En el mes de junio de 1973, el calor de las fiestas patronales en honor a San Antonio de Padua envolvía a la pintoresca población de Chiguará.
Eran tiempos de alegría compartida y de la hospitalidad inigualable de hombres como Don Orangel Sandia Ramírez, un anfitrión de excepción que, con su caballerosidad y amena conversación, hacía que cualquier visitante se sintiera en casa.
Buscando "amortiguar" el fuerte sol de mediodía con unas cervezas bien frías en una bodega local, el azar me regaló una de las imágenes más pintorescas de mi archivo.
Al salir al patio del establecimiento, me topé con una escena que parecía preparada para un libreto de comedia: frente a los rústicos baños de zinc, dos burros —el transporte fiel de la época— esperaban pacientemente.
Lo increíble de la gráfica no es solo la presencia de los animales, sino su ubicación exacta. Uno se encontraba frente a la puerta marcada como "Damas" y el otro ante la de "Caballeros", como si estuvieran respetuosamente guardando su turno para entrar.
La rigidez de las puertas de lámina, los bloques de cemento y la vegetación de fondo completan este retrato de la Venezuela rural donde lo insólito se volvía cotidiano.

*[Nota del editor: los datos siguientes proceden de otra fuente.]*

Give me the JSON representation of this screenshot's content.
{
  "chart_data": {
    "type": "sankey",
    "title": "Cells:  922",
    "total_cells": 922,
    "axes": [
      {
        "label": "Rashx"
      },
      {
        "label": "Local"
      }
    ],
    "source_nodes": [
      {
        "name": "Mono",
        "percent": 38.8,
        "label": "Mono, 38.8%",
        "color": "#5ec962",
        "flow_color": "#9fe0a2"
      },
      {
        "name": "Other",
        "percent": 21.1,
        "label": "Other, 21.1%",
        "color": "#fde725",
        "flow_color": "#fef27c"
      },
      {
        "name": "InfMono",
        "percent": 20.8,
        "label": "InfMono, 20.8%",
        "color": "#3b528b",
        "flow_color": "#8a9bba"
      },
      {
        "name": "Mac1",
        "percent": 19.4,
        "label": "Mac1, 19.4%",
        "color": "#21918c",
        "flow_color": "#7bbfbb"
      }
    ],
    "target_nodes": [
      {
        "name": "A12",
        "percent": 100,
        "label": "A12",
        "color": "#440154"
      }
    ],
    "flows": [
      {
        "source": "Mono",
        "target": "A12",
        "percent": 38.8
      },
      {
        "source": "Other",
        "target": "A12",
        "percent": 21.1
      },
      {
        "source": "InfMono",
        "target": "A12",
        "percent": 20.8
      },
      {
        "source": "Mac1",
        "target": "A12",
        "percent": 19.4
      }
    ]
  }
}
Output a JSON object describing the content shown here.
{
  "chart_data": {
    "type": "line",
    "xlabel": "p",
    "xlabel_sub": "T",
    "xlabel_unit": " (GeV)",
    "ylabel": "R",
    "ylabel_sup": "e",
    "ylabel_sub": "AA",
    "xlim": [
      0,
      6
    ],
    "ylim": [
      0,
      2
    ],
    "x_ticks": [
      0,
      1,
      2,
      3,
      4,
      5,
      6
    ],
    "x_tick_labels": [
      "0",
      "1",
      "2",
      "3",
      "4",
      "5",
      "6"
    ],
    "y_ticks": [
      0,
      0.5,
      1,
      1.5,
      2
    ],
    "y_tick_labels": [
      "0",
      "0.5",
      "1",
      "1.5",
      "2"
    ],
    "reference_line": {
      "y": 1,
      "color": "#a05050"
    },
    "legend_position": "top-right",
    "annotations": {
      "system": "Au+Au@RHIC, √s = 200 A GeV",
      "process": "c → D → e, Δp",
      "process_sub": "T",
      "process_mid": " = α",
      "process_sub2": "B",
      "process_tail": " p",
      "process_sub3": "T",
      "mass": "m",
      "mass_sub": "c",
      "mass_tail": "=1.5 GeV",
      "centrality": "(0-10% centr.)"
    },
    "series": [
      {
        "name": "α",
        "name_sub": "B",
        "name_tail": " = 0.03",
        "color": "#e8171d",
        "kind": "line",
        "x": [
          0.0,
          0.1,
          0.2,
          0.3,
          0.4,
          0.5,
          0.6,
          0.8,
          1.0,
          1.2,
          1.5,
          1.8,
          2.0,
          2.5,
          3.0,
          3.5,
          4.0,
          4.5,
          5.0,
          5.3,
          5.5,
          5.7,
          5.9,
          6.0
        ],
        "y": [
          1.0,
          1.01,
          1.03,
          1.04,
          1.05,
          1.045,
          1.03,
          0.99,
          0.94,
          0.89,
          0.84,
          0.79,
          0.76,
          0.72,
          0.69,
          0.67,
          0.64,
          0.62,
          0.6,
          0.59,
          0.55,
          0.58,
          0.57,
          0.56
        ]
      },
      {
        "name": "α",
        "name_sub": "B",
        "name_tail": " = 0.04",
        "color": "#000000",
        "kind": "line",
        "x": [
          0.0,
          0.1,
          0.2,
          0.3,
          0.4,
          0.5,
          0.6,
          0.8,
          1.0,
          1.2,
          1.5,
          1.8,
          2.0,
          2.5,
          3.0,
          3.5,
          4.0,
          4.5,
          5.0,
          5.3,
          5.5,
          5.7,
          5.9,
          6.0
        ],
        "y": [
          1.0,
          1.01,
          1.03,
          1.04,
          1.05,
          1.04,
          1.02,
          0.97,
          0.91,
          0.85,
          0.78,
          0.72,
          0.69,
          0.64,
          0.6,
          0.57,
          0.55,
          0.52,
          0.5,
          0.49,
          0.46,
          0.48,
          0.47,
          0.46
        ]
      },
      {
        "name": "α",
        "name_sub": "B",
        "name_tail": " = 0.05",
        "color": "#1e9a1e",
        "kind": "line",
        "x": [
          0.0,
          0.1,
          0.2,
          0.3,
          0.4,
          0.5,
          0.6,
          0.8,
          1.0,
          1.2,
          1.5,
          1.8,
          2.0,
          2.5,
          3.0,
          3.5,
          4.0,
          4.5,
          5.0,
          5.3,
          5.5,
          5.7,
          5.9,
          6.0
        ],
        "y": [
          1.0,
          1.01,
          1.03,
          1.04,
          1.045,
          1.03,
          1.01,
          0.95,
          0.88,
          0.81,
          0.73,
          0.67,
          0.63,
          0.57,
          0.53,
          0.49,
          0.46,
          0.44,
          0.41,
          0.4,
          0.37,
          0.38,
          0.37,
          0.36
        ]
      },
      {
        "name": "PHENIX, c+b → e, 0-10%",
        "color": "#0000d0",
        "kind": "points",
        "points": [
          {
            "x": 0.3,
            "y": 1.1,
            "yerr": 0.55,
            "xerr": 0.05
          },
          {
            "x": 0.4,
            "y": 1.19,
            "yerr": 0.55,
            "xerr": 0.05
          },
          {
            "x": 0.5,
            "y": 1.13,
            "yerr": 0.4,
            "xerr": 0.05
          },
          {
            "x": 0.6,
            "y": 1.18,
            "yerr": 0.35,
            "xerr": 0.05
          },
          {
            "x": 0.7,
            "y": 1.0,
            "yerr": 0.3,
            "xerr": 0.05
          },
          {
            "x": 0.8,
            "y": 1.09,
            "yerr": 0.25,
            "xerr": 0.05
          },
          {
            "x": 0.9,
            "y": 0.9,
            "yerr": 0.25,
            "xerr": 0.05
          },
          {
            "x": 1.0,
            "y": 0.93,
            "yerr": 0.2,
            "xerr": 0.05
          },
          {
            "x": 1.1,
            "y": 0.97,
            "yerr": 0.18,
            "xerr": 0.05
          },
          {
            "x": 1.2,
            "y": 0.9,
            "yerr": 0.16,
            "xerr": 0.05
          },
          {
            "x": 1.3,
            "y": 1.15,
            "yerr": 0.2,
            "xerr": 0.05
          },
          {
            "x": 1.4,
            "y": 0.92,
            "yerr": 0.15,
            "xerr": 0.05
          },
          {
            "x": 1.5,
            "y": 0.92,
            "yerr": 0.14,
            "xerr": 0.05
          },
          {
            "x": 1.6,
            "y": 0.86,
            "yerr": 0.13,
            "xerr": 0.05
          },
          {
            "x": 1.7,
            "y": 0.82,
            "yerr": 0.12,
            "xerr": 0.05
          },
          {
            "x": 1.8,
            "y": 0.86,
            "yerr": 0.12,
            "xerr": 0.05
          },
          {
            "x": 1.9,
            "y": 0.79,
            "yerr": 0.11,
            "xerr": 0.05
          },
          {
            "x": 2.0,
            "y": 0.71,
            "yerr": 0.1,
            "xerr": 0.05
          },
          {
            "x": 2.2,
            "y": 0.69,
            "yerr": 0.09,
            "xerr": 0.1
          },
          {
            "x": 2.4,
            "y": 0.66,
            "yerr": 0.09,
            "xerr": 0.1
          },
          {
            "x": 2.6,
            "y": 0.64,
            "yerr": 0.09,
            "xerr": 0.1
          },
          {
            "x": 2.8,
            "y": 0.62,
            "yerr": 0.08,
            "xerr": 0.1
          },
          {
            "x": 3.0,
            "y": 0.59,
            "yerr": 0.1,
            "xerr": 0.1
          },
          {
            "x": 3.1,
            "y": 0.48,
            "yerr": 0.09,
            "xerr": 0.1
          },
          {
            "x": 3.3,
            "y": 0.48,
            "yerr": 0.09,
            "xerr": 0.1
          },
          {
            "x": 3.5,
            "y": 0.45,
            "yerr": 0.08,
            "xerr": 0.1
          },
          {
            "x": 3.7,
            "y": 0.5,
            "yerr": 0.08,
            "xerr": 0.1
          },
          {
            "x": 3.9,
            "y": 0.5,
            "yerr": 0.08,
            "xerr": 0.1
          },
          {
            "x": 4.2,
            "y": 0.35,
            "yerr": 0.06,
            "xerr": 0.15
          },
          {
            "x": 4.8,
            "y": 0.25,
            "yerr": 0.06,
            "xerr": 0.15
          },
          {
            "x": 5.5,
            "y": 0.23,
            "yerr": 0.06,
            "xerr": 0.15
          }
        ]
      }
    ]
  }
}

Esta "Viñeta" es más que una curiosidad; es el testimonio de una era donde los nexos familiares y las tradiciones de pueblo se celebraban con sencillez.
Hoy, aunque Don Orangel ya no esté con nosotros y Chiguará haya cambiado, esta fotografía nos devuelve a aquel patio de 1973, recordándonos que el humor y el folclore andino siempre han caminado de la mano, incluso en la fila para el baño.